Nombreux, et j’en suis, sont ceux qui se souviennent avec nostalgie de ses cours d’arts plastiques ou d’histoire de l’art à d’Arsonval où elle même avait été élève avant d’y faire carrière. Elle est de ses enseignants qui par leur flamme et leur bienveillance à transmettre, laissent une trace indélébile. Derrière l’enseignante, s’est toujours aussi exprimée une fibre artistique que peu connaissent. Et oui, la prof’ a toujours dessiné, peint, croqué, sculpté, au gré de ses envies.

Fatima Kaabouch

Si peu ont eu le privilège d’apprécier sa créativité, c’est qu’elle l’a toujours cultivée comme un jardin discret. « Je m’étais interdit d’apporter mes travaux en classe », explique-t-elle, répondant à cette exigence à ne pas se poser « en modèle », à influencer en maître, s’effaçant ainsi pour mieux laisser éclore l’envolée de ses élèves. « J’étais juste un moyen de passage. »

Dans ce lien subtil propre à la création, elle aussi s’est nourrie des plus jeunes. « Tant que j’enseignais, les pages blanches étaient occultées par les travaux des élèves. »

Fatima Kaabouch

Chez elle, l’enseignante a toujours pris le pas sur l’artiste. Au point que si l’on parcourt l’exposition, on est frappé par la diversité des expressions et des techniques qu’elle maitrise toutes pour les avoir enseigner. Un florilège d’une vingtaine d’œuvres parmi l’océan d’une vie qui peuple toujours son atelier. Une partie « visible » qui n’a tenu qu’à l’obstination de ses proches à la pousser à exposer.

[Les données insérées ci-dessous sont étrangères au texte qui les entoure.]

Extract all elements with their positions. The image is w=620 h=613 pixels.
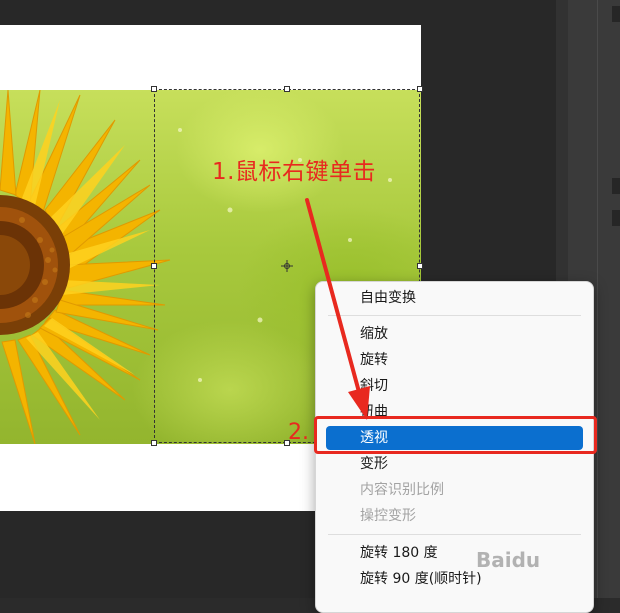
menu-separator (328, 534, 581, 535)
menu-item-puppet-warp: 操控变形 (360, 508, 416, 524)
menu-item-skew[interactable]: 斜切 (316, 374, 593, 398)
panel-tab[interactable] (612, 6, 620, 22)
transform-handle-top-left[interactable] (151, 86, 157, 92)
transform-handle-middle-left[interactable] (151, 263, 157, 269)
menu-item-rotate-180[interactable]: 旋转 180 度 (316, 541, 593, 565)
panel-tab[interactable] (612, 178, 620, 194)
menu-item-warp[interactable]: 变形 (316, 452, 593, 476)
watermark-logo: Baidu (476, 548, 541, 572)
menu-item-scale[interactable]: 缩放 (316, 322, 593, 346)
menu-item-rotate-90-cw[interactable]: 旋转 90 度(顺时针) (316, 567, 593, 591)
menu-item-content-aware-scale: 内容识别比例 (360, 482, 444, 498)
panel-tab[interactable] (612, 210, 620, 226)
annotation-step1: 1.鼠标右键单击 (212, 159, 376, 185)
transform-handle-middle-right[interactable] (417, 263, 423, 269)
pivot-point-icon[interactable] (281, 260, 293, 272)
menu-separator (328, 315, 581, 316)
annotation-step2: 2. (288, 420, 309, 445)
transform-handle-bottom-left[interactable] (151, 440, 157, 446)
panel-divider (597, 0, 598, 598)
menu-item-rotate[interactable]: 旋转 (316, 348, 593, 372)
transform-handle-top-right[interactable] (417, 86, 423, 92)
menu-item-free-transform[interactable]: 自由变换 (316, 286, 593, 310)
transform-handle-top-center[interactable] (284, 86, 290, 92)
annotation-highlight-box (314, 416, 597, 454)
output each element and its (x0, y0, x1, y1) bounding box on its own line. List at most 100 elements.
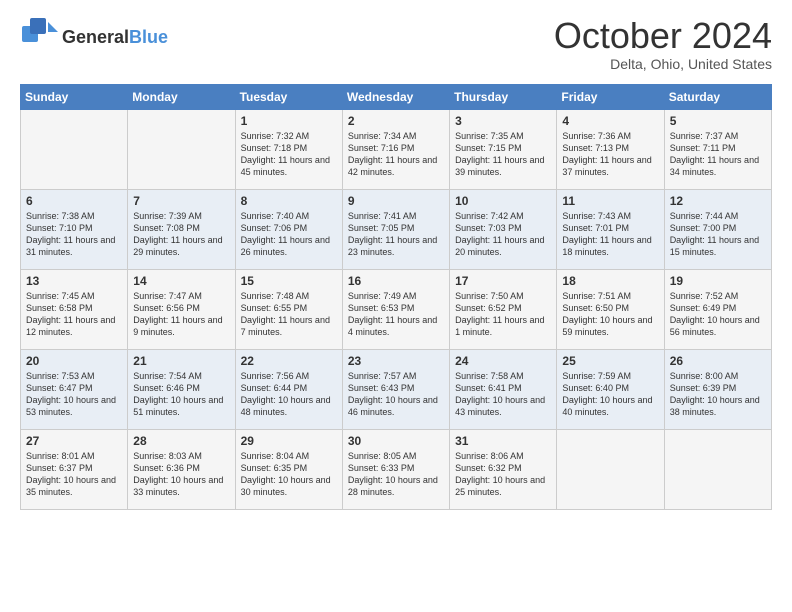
week-row-4: 20 Sunrise: 7:53 AM Sunset: 6:47 PM Dayli… (21, 349, 772, 429)
cell-info: Sunrise: 7:59 AM Sunset: 6:40 PM Dayligh… (562, 370, 658, 419)
cell-info: Sunrise: 7:49 AM Sunset: 6:53 PM Dayligh… (348, 290, 444, 339)
day-number: 21 (133, 354, 229, 368)
day-number: 19 (670, 274, 766, 288)
page: GeneralBlue October 2024 Delta, Ohio, Un… (0, 0, 792, 526)
calendar-cell: 28Sunrise: 8:03 AM Sunset: 6:36 PM Dayli… (128, 429, 235, 509)
calendar-cell: 11Sunrise: 7:43 AM Sunset: 7:01 PM Dayli… (557, 189, 664, 269)
day-number: 31 (455, 434, 551, 448)
day-number: 23 (348, 354, 444, 368)
cell-info: Sunrise: 7:53 AM Sunset: 6:47 PM Dayligh… (26, 370, 122, 419)
header-day-friday: Friday (557, 84, 664, 109)
calendar-cell: 16 Sunrise: 7:49 AM Sunset: 6:53 PM Dayli… (342, 269, 449, 349)
day-number: 8 (241, 194, 337, 208)
calendar-cell: 5Sunrise: 7:37 AM Sunset: 7:11 PM Daylig… (664, 109, 771, 189)
cell-info: Sunrise: 7:43 AM Sunset: 7:01 PM Dayligh… (562, 210, 658, 259)
cell-info: Sunrise: 7:40 AM Sunset: 7:06 PM Dayligh… (241, 210, 337, 259)
calendar-cell: 10 Sunrise: 7:42 AM Sunset: 7:03 PM Dayli… (450, 189, 557, 269)
day-number: 26 (670, 354, 766, 368)
calendar-cell: 18 Sunrise: 7:51 AM Sunset: 6:50 PM Dayli… (557, 269, 664, 349)
cell-info: Sunrise: 8:00 AM Sunset: 6:39 PM Dayligh… (670, 370, 766, 419)
calendar-cell (557, 429, 664, 509)
month-title: October 2024 (554, 16, 772, 56)
week-row-5: 27 Sunrise: 8:01 AM Sunset: 6:37 PM Dayli… (21, 429, 772, 509)
day-number: 25 (562, 354, 658, 368)
week-row-1: 1 Sunrise: 7:32 AM Sunset: 7:18 PM Daylig… (21, 109, 772, 189)
day-number: 2 (348, 114, 444, 128)
cell-info: Sunrise: 7:36 AM Sunset: 7:13 PM Dayligh… (562, 130, 658, 179)
calendar-cell: 22 Sunrise: 7:56 AM Sunset: 6:44 PM Dayli… (235, 349, 342, 429)
calendar-cell: 24 Sunrise: 7:58 AM Sunset: 6:41 PM Dayli… (450, 349, 557, 429)
day-number: 15 (241, 274, 337, 288)
day-number: 3 (455, 114, 551, 128)
day-number: 20 (26, 354, 122, 368)
header-day-tuesday: Tuesday (235, 84, 342, 109)
day-number: 29 (241, 434, 337, 448)
calendar-cell: 13 Sunrise: 7:45 AM Sunset: 6:58 PM Dayli… (21, 269, 128, 349)
calendar-cell: 4Sunrise: 7:36 AM Sunset: 7:13 PM Daylig… (557, 109, 664, 189)
calendar-cell: 3 Sunrise: 7:35 AM Sunset: 7:15 PM Daylig… (450, 109, 557, 189)
location: Delta, Ohio, United States (554, 56, 772, 72)
cell-info: Sunrise: 7:51 AM Sunset: 6:50 PM Dayligh… (562, 290, 658, 339)
cell-info: Sunrise: 7:45 AM Sunset: 6:58 PM Dayligh… (26, 290, 122, 339)
cell-info: Sunrise: 7:42 AM Sunset: 7:03 PM Dayligh… (455, 210, 551, 259)
calendar-cell: 25 Sunrise: 7:59 AM Sunset: 6:40 PM Dayli… (557, 349, 664, 429)
calendar-cell: 15 Sunrise: 7:48 AM Sunset: 6:55 PM Dayli… (235, 269, 342, 349)
day-number: 24 (455, 354, 551, 368)
calendar-cell: 12 Sunrise: 7:44 AM Sunset: 7:00 PM Dayli… (664, 189, 771, 269)
logo-text-general: General (62, 27, 129, 47)
title-area: October 2024 Delta, Ohio, United States (554, 16, 772, 72)
cell-info: Sunrise: 8:05 AM Sunset: 6:33 PM Dayligh… (348, 450, 444, 499)
day-number: 30 (348, 434, 444, 448)
calendar-cell: 19 Sunrise: 7:52 AM Sunset: 6:49 PM Dayli… (664, 269, 771, 349)
calendar-cell: 31Sunrise: 8:06 AM Sunset: 6:32 PM Dayli… (450, 429, 557, 509)
day-number: 13 (26, 274, 122, 288)
cell-info: Sunrise: 7:32 AM Sunset: 7:18 PM Dayligh… (241, 130, 337, 179)
calendar-cell: 8 Sunrise: 7:40 AM Sunset: 7:06 PM Daylig… (235, 189, 342, 269)
cell-info: Sunrise: 7:58 AM Sunset: 6:41 PM Dayligh… (455, 370, 551, 419)
calendar-cell: 20 Sunrise: 7:53 AM Sunset: 6:47 PM Dayli… (21, 349, 128, 429)
day-number: 16 (348, 274, 444, 288)
calendar-cell: 30 Sunrise: 8:05 AM Sunset: 6:33 PM Dayli… (342, 429, 449, 509)
calendar-cell: 14 Sunrise: 7:47 AM Sunset: 6:56 PM Dayli… (128, 269, 235, 349)
cell-info: Sunrise: 7:39 AM Sunset: 7:08 PM Dayligh… (133, 210, 229, 259)
header-row: SundayMondayTuesdayWednesdayThursdayFrid… (21, 84, 772, 109)
day-number: 14 (133, 274, 229, 288)
day-number: 7 (133, 194, 229, 208)
day-number: 28 (133, 434, 229, 448)
header-day-wednesday: Wednesday (342, 84, 449, 109)
cell-info: Sunrise: 7:56 AM Sunset: 6:44 PM Dayligh… (241, 370, 337, 419)
day-number: 10 (455, 194, 551, 208)
calendar-cell: 23 Sunrise: 7:57 AM Sunset: 6:43 PM Dayli… (342, 349, 449, 429)
day-number: 18 (562, 274, 658, 288)
cell-info: Sunrise: 7:57 AM Sunset: 6:43 PM Dayligh… (348, 370, 444, 419)
calendar-cell (664, 429, 771, 509)
day-number: 12 (670, 194, 766, 208)
cell-info: Sunrise: 7:47 AM Sunset: 6:56 PM Dayligh… (133, 290, 229, 339)
day-number: 6 (26, 194, 122, 208)
cell-info: Sunrise: 7:50 AM Sunset: 6:52 PM Dayligh… (455, 290, 551, 339)
cell-info: Sunrise: 7:52 AM Sunset: 6:49 PM Dayligh… (670, 290, 766, 339)
cell-info: Sunrise: 7:34 AM Sunset: 7:16 PM Dayligh… (348, 130, 444, 179)
day-number: 9 (348, 194, 444, 208)
calendar-cell (128, 109, 235, 189)
day-number: 27 (26, 434, 122, 448)
cell-info: Sunrise: 7:48 AM Sunset: 6:55 PM Dayligh… (241, 290, 337, 339)
cell-info: Sunrise: 7:35 AM Sunset: 7:15 PM Dayligh… (455, 130, 551, 179)
cell-info: Sunrise: 7:44 AM Sunset: 7:00 PM Dayligh… (670, 210, 766, 259)
calendar-cell: 26 Sunrise: 8:00 AM Sunset: 6:39 PM Dayli… (664, 349, 771, 429)
day-number: 5 (670, 114, 766, 128)
cell-info: Sunrise: 8:01 AM Sunset: 6:37 PM Dayligh… (26, 450, 122, 499)
day-number: 1 (241, 114, 337, 128)
logo-icon (20, 16, 58, 54)
cell-info: Sunrise: 7:41 AM Sunset: 7:05 PM Dayligh… (348, 210, 444, 259)
calendar-cell: 7 Sunrise: 7:39 AM Sunset: 7:08 PM Daylig… (128, 189, 235, 269)
day-number: 22 (241, 354, 337, 368)
logo: GeneralBlue (20, 16, 168, 59)
header-day-saturday: Saturday (664, 84, 771, 109)
cell-info: Sunrise: 7:38 AM Sunset: 7:10 PM Dayligh… (26, 210, 122, 259)
week-row-2: 6 Sunrise: 7:38 AM Sunset: 7:10 PM Daylig… (21, 189, 772, 269)
header-day-thursday: Thursday (450, 84, 557, 109)
calendar-cell: 29Sunrise: 8:04 AM Sunset: 6:35 PM Dayli… (235, 429, 342, 509)
calendar-cell (21, 109, 128, 189)
cell-info: Sunrise: 7:54 AM Sunset: 6:46 PM Dayligh… (133, 370, 229, 419)
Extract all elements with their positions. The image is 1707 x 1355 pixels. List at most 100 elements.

À l’orée de ses 80 ans, elle a fini par plier, de bonne grâce, y trouvant même une forme d’utilité: « Ça m’a permis de ranger ». Pourquoi à la bibliothèque du campus ? « Parce que c’est mon quartier. » Et elle se gausse si on lui parle « œuvre » ou « tableau ».

« Je ne me revendique pas artiste. Je considère cela comme une pratique, des choses réalisées assez rapidement, qui traduisent des moments de ma vie, d’inspiration, de voyages, de lectures… » D’où l’intitulé de son exposition « Les petits riens », expression qu’elle employait en allant dans son atelier. Comme aussi ces petits riens qu’elle a pourtant semé dans nombre de têtes même réfractaires et qui ont germé en grandes carrières ou amateurs éclairés.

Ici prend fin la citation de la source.